Investigadores da Universidade de Illinois, nos Estados Unidos, desenvolveram um dissipador de calor em cobre cujo formato foi definido por algoritmos de otimização topológica. O novo desenho aumenta a eficiência de remoção de calor em até 32% e pode diminuir em 68% a pressão necessária para bombear líquido de arrefecimento, segundo medições laboratoriais.
Desenho matematicamente otimizado eleva desempenho térmico
Na refrigeração tradicional de processadores, placas metálicas planas conduzem o calor do chip até um fluido, enquanto ventoinhas ou radiadores expulsam essa energia para o ambiente. Para ampliar a troca térmica, as superfícies costumam receber aletas retangulares simples. Contudo, formatos convencionais não exploram todo o potencial de contacto entre metal e líquido.
Para superar essa limitação, a equipa liderada por Behnood Bazmi recorreu à otimização topológica, técnica que altera gradualmente a geometria de um objeto até encontrar a configuração mais eficiente para determinado objetivo. O algoritmo iniciou com aletas retangulares básicas e, em cada iteração, avaliou dois critérios: capacidade de resfriamento e potência de bombeamento exigida pelo sistema. O processo gerou estruturas complexas, com pontas afiadas e bordas irregulares que lembram folhas de samambaia.
Testes comparativos demonstraram que o dissipador otimizado extrai até um terço mais calor do líquido de arrefecimento enquanto reduz drasticamente a perda de carga hidráulica. Esse duplo ganho traduz-se em menor consumo energético para manter a temperatura de chips de alto desempenho.
Manufatura aditiva viabiliza cobre puro em geometrias complexas
Embora o cobre seja mais eficiente que alumínio ou aço inoxidável na condução de calor, a fabricação de geometrias intrincadas nesse metal enfrenta limitações técnicas e de custo. Para contornar o desafio, os investigadores empregaram manufatura aditiva eletroquímica, processo que deposita camadas de cobre puro sem necessidade de fusão. O método permite criar superfícies detalhadas com precisão micrométrica, reduzindo etapas de usinagem e desperdício de material.
Segundo a equipa, a estratégia acelera a transição do protótipo para aplicações comerciais, pois o mesmo fluxo de trabalho de otimização pode ser repetido em diferentes escalas e líquidos refrigerantes. A abordagem abre caminho para dissipadores personalizados conforme a potência térmica de cada componente eletrónico.

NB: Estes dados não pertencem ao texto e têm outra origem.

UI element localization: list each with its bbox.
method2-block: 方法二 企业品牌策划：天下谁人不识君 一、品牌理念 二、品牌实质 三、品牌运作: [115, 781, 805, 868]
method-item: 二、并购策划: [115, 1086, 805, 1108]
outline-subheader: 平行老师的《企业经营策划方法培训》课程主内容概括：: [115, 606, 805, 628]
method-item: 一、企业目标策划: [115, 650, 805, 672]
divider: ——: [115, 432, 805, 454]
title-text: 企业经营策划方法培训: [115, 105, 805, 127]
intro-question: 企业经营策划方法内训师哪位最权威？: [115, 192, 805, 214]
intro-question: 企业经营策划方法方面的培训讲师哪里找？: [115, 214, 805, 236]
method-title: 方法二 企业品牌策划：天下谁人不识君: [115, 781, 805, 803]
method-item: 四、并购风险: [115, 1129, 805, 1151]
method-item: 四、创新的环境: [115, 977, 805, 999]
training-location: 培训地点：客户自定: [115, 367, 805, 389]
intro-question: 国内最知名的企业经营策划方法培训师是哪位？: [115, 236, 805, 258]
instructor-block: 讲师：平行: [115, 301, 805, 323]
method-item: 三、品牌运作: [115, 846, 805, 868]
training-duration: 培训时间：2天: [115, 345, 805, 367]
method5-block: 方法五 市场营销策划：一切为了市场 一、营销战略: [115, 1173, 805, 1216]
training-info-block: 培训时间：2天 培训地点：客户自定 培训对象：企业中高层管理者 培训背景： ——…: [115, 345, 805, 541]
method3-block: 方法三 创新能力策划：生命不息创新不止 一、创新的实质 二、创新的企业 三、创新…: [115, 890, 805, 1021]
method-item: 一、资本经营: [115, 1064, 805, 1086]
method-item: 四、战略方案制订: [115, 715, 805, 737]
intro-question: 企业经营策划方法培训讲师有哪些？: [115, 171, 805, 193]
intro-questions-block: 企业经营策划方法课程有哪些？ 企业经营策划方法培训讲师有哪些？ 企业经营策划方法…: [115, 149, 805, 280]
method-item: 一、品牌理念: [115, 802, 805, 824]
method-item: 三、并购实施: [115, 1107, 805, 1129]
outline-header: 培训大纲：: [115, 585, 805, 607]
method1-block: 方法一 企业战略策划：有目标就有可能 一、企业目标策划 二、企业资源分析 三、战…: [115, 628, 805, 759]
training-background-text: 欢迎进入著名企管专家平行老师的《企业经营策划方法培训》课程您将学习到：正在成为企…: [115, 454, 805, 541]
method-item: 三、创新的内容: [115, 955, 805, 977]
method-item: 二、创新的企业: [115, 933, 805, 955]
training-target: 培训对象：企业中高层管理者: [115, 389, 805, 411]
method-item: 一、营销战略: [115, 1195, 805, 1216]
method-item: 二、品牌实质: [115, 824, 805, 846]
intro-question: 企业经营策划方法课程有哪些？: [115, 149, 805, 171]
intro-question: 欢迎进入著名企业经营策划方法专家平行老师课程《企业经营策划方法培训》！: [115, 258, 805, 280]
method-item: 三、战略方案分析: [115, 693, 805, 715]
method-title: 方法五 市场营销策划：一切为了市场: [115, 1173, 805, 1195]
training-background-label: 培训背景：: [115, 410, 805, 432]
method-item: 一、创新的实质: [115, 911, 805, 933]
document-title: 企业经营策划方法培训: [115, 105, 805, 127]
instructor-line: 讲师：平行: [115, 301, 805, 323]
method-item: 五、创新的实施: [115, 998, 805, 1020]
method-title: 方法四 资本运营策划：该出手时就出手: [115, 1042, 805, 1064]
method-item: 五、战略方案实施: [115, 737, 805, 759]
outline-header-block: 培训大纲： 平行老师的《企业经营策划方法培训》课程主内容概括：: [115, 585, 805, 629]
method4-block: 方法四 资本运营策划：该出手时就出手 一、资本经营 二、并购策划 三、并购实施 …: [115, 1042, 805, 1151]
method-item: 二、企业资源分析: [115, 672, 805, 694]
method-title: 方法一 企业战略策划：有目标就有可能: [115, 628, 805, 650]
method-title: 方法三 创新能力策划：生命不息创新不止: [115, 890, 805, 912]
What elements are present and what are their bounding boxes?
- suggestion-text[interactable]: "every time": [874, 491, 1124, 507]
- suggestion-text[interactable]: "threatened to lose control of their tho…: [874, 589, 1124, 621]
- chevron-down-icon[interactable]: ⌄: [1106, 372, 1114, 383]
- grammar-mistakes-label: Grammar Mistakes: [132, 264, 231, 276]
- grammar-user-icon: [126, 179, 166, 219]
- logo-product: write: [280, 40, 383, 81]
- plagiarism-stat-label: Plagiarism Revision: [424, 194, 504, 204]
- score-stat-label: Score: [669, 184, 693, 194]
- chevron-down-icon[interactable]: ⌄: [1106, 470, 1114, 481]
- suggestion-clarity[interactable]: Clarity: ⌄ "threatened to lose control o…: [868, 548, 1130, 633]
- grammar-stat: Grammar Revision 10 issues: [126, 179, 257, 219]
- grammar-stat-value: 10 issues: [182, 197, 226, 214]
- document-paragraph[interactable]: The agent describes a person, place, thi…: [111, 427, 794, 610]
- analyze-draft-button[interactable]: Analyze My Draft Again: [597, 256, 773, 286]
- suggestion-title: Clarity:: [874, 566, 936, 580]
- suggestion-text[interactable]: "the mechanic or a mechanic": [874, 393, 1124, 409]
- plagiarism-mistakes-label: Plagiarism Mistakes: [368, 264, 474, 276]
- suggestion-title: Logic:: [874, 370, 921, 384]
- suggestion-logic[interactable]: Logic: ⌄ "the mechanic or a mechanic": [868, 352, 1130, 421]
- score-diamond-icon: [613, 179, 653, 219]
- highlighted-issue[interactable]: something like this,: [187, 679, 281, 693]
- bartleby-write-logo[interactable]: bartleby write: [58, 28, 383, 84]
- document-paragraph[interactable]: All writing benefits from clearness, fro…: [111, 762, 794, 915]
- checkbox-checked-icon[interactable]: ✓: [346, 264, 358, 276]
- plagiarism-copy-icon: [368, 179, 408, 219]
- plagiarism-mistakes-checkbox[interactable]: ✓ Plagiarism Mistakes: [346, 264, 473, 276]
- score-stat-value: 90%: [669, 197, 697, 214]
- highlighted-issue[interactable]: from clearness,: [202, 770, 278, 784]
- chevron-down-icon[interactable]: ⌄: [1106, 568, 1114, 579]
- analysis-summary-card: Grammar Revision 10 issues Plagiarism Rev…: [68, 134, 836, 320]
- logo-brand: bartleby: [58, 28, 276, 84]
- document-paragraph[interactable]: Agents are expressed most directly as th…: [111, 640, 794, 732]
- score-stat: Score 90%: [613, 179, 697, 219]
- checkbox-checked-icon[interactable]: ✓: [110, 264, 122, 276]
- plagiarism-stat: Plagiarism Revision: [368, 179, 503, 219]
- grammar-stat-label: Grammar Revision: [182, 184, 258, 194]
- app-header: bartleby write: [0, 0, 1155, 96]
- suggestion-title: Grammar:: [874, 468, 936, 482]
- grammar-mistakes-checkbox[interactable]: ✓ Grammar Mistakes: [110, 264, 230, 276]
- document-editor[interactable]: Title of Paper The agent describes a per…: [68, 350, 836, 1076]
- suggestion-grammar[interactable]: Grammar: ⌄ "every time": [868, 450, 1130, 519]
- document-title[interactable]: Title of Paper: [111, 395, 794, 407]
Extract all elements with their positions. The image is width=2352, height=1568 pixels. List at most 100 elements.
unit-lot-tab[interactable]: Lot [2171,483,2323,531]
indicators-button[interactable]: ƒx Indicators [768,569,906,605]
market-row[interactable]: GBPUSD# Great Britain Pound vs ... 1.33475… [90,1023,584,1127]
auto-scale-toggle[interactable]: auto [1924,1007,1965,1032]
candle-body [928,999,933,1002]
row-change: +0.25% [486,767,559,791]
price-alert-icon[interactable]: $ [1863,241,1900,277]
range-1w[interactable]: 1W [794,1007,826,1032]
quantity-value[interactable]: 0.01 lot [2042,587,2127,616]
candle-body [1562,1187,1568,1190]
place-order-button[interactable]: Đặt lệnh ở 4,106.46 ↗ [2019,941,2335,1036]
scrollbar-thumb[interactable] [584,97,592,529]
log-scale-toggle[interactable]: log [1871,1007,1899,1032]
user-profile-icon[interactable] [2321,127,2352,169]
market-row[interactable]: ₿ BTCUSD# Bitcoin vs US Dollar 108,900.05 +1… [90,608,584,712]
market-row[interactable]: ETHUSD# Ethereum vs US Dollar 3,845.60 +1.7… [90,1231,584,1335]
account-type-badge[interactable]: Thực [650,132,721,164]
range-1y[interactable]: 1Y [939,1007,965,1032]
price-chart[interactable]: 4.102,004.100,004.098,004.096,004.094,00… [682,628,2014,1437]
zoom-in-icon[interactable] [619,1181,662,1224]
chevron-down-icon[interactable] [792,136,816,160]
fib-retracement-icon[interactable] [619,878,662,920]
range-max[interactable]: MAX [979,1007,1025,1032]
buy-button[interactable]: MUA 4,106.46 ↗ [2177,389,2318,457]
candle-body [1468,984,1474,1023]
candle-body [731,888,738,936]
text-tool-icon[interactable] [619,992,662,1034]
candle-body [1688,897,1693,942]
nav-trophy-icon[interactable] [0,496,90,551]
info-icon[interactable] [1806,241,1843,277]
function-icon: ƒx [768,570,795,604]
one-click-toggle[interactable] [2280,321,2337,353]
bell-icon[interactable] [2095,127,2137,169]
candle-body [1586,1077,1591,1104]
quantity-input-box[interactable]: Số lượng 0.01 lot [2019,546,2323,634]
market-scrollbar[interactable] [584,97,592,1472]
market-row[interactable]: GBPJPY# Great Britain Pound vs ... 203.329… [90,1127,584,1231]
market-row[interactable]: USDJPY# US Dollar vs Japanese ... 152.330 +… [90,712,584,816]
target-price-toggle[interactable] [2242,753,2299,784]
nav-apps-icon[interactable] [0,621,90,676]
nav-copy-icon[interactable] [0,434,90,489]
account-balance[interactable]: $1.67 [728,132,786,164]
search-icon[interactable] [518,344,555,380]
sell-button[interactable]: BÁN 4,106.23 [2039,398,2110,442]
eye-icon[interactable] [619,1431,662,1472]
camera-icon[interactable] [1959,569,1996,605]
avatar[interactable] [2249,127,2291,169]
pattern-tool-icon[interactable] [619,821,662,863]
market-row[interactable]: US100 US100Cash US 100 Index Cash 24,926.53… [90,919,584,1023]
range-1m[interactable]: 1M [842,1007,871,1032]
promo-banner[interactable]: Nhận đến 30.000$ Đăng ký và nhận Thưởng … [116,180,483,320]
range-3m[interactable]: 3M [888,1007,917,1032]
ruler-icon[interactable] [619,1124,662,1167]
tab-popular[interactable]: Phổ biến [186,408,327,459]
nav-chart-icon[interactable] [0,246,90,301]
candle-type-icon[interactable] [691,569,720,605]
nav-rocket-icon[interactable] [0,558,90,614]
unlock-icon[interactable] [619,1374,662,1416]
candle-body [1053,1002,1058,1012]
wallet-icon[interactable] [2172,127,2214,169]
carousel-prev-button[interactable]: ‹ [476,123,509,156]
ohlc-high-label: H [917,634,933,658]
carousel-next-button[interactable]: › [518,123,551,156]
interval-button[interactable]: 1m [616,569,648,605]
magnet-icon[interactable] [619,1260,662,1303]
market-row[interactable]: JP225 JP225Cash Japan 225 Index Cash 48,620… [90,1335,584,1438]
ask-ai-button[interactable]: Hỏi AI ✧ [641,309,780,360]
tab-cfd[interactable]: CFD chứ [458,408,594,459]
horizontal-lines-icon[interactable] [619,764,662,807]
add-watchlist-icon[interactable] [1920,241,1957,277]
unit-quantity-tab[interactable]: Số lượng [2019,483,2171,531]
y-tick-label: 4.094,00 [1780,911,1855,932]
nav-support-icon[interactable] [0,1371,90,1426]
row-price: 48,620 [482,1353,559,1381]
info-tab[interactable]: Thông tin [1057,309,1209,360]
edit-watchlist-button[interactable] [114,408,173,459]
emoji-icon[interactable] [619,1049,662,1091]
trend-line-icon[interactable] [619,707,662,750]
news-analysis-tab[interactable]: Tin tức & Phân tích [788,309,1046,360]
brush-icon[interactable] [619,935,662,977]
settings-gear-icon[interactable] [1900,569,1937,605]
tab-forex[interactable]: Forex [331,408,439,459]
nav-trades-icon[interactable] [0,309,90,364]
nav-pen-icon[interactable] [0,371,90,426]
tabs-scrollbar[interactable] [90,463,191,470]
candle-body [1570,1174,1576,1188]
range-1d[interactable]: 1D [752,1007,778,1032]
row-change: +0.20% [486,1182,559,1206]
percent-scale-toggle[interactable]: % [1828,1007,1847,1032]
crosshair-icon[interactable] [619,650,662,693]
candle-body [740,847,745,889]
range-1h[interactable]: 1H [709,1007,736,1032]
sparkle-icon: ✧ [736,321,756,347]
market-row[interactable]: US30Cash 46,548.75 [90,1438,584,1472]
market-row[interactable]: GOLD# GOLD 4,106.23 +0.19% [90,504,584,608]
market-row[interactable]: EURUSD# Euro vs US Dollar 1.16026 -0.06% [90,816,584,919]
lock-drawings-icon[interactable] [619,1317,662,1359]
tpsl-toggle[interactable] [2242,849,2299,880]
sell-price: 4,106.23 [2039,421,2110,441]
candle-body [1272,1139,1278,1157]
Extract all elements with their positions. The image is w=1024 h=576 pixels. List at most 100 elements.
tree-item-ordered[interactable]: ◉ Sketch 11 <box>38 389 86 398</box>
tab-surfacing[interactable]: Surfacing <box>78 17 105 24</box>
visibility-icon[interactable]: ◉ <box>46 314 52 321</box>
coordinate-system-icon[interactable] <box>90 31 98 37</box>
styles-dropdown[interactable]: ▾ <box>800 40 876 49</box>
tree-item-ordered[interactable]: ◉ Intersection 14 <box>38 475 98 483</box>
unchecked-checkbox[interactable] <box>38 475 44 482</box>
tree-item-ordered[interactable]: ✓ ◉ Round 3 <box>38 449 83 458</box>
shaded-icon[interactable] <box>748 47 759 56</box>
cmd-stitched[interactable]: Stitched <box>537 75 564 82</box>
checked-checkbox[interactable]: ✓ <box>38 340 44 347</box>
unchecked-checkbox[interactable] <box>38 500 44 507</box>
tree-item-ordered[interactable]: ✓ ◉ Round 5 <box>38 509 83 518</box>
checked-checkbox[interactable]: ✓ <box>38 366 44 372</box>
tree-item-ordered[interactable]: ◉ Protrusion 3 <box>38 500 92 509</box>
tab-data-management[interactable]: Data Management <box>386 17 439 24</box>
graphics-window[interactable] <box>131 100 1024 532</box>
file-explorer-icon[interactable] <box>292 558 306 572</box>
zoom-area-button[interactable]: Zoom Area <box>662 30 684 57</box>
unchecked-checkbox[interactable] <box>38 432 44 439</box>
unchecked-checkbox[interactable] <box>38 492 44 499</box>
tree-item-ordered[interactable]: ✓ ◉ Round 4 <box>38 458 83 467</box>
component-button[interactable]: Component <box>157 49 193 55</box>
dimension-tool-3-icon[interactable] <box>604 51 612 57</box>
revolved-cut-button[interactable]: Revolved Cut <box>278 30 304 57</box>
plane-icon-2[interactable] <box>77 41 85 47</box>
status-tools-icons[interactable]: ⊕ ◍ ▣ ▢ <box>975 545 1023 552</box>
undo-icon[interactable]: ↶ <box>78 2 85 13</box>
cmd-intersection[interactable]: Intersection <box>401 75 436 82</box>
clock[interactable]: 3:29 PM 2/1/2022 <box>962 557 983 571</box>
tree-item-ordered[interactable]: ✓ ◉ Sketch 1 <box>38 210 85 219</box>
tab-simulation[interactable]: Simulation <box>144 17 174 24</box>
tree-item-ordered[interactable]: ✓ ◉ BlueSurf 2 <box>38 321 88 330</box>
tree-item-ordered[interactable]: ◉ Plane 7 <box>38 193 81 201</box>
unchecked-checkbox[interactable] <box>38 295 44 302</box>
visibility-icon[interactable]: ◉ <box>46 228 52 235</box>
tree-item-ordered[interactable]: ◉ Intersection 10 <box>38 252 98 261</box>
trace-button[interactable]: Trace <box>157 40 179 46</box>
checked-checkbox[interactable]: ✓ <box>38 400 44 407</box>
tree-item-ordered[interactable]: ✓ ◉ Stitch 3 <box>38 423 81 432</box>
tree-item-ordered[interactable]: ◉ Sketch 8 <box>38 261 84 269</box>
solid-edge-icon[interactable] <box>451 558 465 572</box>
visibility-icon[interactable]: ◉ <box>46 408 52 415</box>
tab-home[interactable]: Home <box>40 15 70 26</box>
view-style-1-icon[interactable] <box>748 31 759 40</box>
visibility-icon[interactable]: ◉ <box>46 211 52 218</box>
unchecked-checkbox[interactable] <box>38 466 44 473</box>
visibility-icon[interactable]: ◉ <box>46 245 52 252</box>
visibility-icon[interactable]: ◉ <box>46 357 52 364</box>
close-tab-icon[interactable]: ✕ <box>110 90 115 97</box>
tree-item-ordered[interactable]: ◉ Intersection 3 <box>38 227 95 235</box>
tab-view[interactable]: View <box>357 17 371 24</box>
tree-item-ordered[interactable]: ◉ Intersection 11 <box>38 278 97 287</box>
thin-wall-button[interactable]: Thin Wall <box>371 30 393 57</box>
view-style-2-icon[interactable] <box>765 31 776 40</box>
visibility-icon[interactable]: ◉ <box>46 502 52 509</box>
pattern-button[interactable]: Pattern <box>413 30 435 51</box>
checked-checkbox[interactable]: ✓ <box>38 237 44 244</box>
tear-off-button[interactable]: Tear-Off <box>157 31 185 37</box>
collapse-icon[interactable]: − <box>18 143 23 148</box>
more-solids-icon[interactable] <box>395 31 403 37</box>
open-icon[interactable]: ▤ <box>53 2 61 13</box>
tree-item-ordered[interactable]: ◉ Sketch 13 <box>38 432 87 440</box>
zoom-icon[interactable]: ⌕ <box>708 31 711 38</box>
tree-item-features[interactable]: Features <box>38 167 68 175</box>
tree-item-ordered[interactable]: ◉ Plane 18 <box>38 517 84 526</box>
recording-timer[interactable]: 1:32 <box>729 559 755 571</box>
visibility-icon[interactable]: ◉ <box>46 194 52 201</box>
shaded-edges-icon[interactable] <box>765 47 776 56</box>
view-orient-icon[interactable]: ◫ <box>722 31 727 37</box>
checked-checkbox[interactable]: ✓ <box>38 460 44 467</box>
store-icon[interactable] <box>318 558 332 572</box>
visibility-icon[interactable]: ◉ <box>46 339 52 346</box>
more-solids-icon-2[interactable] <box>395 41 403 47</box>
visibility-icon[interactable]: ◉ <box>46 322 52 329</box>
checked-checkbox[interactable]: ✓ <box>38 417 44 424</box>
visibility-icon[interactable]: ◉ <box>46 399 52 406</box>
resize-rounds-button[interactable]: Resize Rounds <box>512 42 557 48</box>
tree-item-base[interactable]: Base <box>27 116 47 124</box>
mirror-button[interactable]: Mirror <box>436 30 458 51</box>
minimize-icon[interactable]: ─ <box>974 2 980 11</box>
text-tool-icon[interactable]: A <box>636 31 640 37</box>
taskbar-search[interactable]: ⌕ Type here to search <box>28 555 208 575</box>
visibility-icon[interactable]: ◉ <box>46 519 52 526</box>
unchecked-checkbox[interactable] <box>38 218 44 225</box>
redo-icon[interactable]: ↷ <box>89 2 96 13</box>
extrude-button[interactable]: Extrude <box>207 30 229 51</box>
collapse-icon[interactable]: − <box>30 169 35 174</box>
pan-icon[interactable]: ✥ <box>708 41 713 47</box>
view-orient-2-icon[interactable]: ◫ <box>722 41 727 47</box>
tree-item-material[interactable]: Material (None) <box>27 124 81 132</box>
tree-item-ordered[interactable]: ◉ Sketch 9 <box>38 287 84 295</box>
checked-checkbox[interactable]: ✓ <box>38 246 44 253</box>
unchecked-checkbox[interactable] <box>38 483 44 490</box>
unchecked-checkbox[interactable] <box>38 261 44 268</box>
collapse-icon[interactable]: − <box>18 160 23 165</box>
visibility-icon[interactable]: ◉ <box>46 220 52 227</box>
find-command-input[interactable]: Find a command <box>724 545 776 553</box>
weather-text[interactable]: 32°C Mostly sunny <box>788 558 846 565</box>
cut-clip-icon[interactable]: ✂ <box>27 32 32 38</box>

Imagem: TECNOLOGIA E INOVAÇÃO
Impacto potencial em infraestruturas de grande escala
Um data center com 1 gigawatt (GW) de potência computacional consome hoje cerca de 550 megawatts (MW) apenas para operar o seu sistema de arrefecimento a ar, elevando o gasto total para 1,55 GW. De acordo com Bazmi, a adoção dos dissipadores otimizados permitiria reduzir a necessidade de energia de refrigeração para 11 MW, mantendo o mesmo nível de desempenho térmico. A economia resultante teria impacto directo nas despesas operacionais e na pegada de carbono dessas instalações.
Além de servidores, a tecnologia pode beneficiar dispositivos menores, como placas gráficas, unidades de processamento dedicadas a inteligência artificial e até equipamentos não eletrónicos que requeiram trocas térmicas eficientes. Como o método de otimização baseia-se em objetivos de engenharia, basta ajustar os parâmetros para outras combinações de fluido, temperatura ou caudal.
Próximos passos e desafios de adoção
Apesar dos ganhos apontados, a difusão da inovação depende da capacidade de produção em escala da manufatura aditiva em cobre e do custo final do componente. A equipa trabalha agora na validação de protótipos maiores e na análise de durabilidade em ciclos térmicos prolongados, fatores decisivos para setores que exigem elevada fiabilidade operacional.
Se os resultados forem confirmados em ambiente industrial, o dissipador otimizado poderá estabelecer um novo padrão de eficiência térmica, reduzindo tanto o consumo energético quanto a emissão de calor residual em infraestruturas críticas.